Donor contributions are capped at $2,000 per person per election for political candidate committees and $5,000 per year to political action committees. Individual donors of $200 or more must supply their name, employer and occupation, which get reported to the FEC for public records. Thus, the anonymity of donors to controversial or unpopular advocacy groups currently protected under NAACP v. Alabama, 357 U.S. 449 (1958) would be lost in many cases.
Relying heavily on the majority opinion in McConnell, the proposed FEC regulations would boldly and controversially change the definition of "political committee" in a way that would subject many nonprofit issue-advocacy groups to FEC jurisdiction. Remembering from above that tax-exempt organizations are limited in what they may say or do and still maintain their tax-exempt status, most nonprofits may nevertheless engage in a level of "political" debate.

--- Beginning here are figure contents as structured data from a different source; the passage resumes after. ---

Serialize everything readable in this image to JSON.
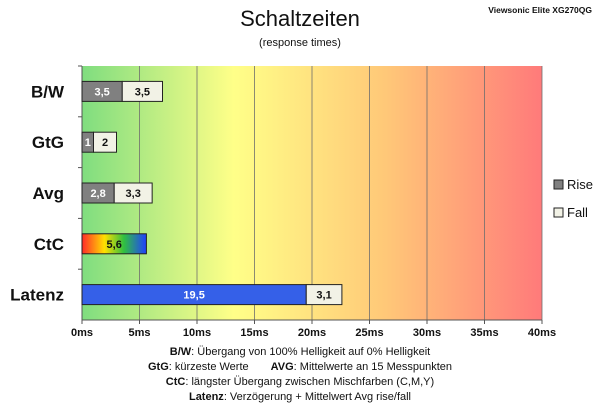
{
  "chart_data": {
    "type": "bar",
    "orientation": "horizontal",
    "stacked": true,
    "title": "Schaltzeiten",
    "subtitle": "(response times)",
    "corner_label": "Viewsonic Elite XG270QG",
    "categories": [
      "B/W",
      "GtG",
      "Avg",
      "CtC",
      "Latenz"
    ],
    "series": [
      {
        "name": "Rise",
        "values": [
          3.5,
          1,
          2.8,
          5.6,
          19.5
        ],
        "labels": [
          "3,5",
          "1",
          "2,8",
          "5,6",
          "19,5"
        ]
      },
      {
        "name": "Fall",
        "values": [
          3.5,
          2,
          3.3,
          null,
          3.1
        ],
        "labels": [
          "3,5",
          "2",
          "3,3",
          "",
          "3,1"
        ]
      }
    ],
    "xlim": [
      0,
      40
    ],
    "xticks": [
      0,
      5,
      10,
      15,
      20,
      25,
      30,
      35,
      40
    ],
    "xtick_labels": [
      "0ms",
      "5ms",
      "10ms",
      "15ms",
      "20ms",
      "25ms",
      "30ms",
      "35ms",
      "40ms"
    ],
    "grid": true,
    "legend_position": "right",
    "background_gradient": [
      "#7fdd7f",
      "#ffff88",
      "#ffc878",
      "#ff7a7a"
    ],
    "colors": {
      "rise": "#808080",
      "fall": "#f2f2e6",
      "latency_rise": "#3560e8",
      "ctc_gradient": [
        "#ff2a2a",
        "#ffe000",
        "#30c040",
        "#2040ff"
      ]
    },
    "notes": [
      {
        "label": "B/W",
        "text": ":  Übergang von 100% Helligkeit auf 0% Helligkeit"
      },
      {
        "label": "GtG",
        "text": ": kürzeste  Werte",
        "label2": "AVG",
        "text2": ": Mittelwerte  an 15 Messpunkten"
      },
      {
        "label": "CtC",
        "text": ": längster Übergang  zwischen Mischfarben (C,M,Y)"
      },
      {
        "label": "Latenz",
        "text": ": Verzögerung  + Mittelwert  Avg rise/fall"
      }
    ]
  }
}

The FEC reads McConnell and even previous Supreme Court and other federal court decisions as giving the commission room to regulate more speech, even though some of those decisions actually struck down prior FEC attempts to regulate issue advocacy. The Supreme Court has said that a political committee could be defined to include organizations where the major purpose is to influence elections.
In one of those nuances that have an enormous effect, the FEC would change the law to regulate any organization where a major purpose is to influence elections. Tax-exempt and other organizations created and operating in principal purpose for non-political reasons still could be deemed to be political committees subject to the FEC's very restrictive rules.
The FEC proposes that not only would it change whom it regulates, but it proposes a four-year look-back provision such that any organization that met the new rule in the past four years would be subject to the limitations now. Nonprofit organizations subject to the new rules would have to:
· Restructure how they spent their money so as not to run afoul of the FEC expenditure restrictions.
· Seek permission from their donors to convert those donations to FEC contributions.
· Report the employer and occupation of all $200-plus donors.
Failure to comply could result in fines and/or other penalties.
More than 100,000 written comments, including those by the Free Speech Coalition of McLean, VA, were submitted to the FEC by the close of the public comment period. That may be the toll exacted on the FEC's chutzpah for taking on grassroots advocacy groups, especially in the Internet age.
And even if the proposed rule were to survive that onslaught and become a final regulation, the Constitution forbids ex post facto laws, and the rule might exceed the FEC's legal authority because this, in essence, is making new law beyond the bounds of the controlling statute.
Seven days after the FEC issued its proposal, The Washington Post reported a survey by Democratic pollster Peter Hart saying, "Americans feel disconnected from government and ignored by the political process ... with nearly half the electorate saying they have no impact on what the government does."
That's not news to grassroots issue-advocacy copy writers and organizations, whose very purpose is to involve citizens in public policy. Those in government whom they need to influence the most unfortunately want control of the spigot of speech, press and petition rights -- as well as the money.
After years of getting overruled by courts in the issue-advocacy area, the FEC may believe that it has momentum and the support of Congress and the Supreme Court in regulating issue-advocacy copy. In any event, rest assured that this is not the end of worries about the FEC for issue-advocacy copy writers.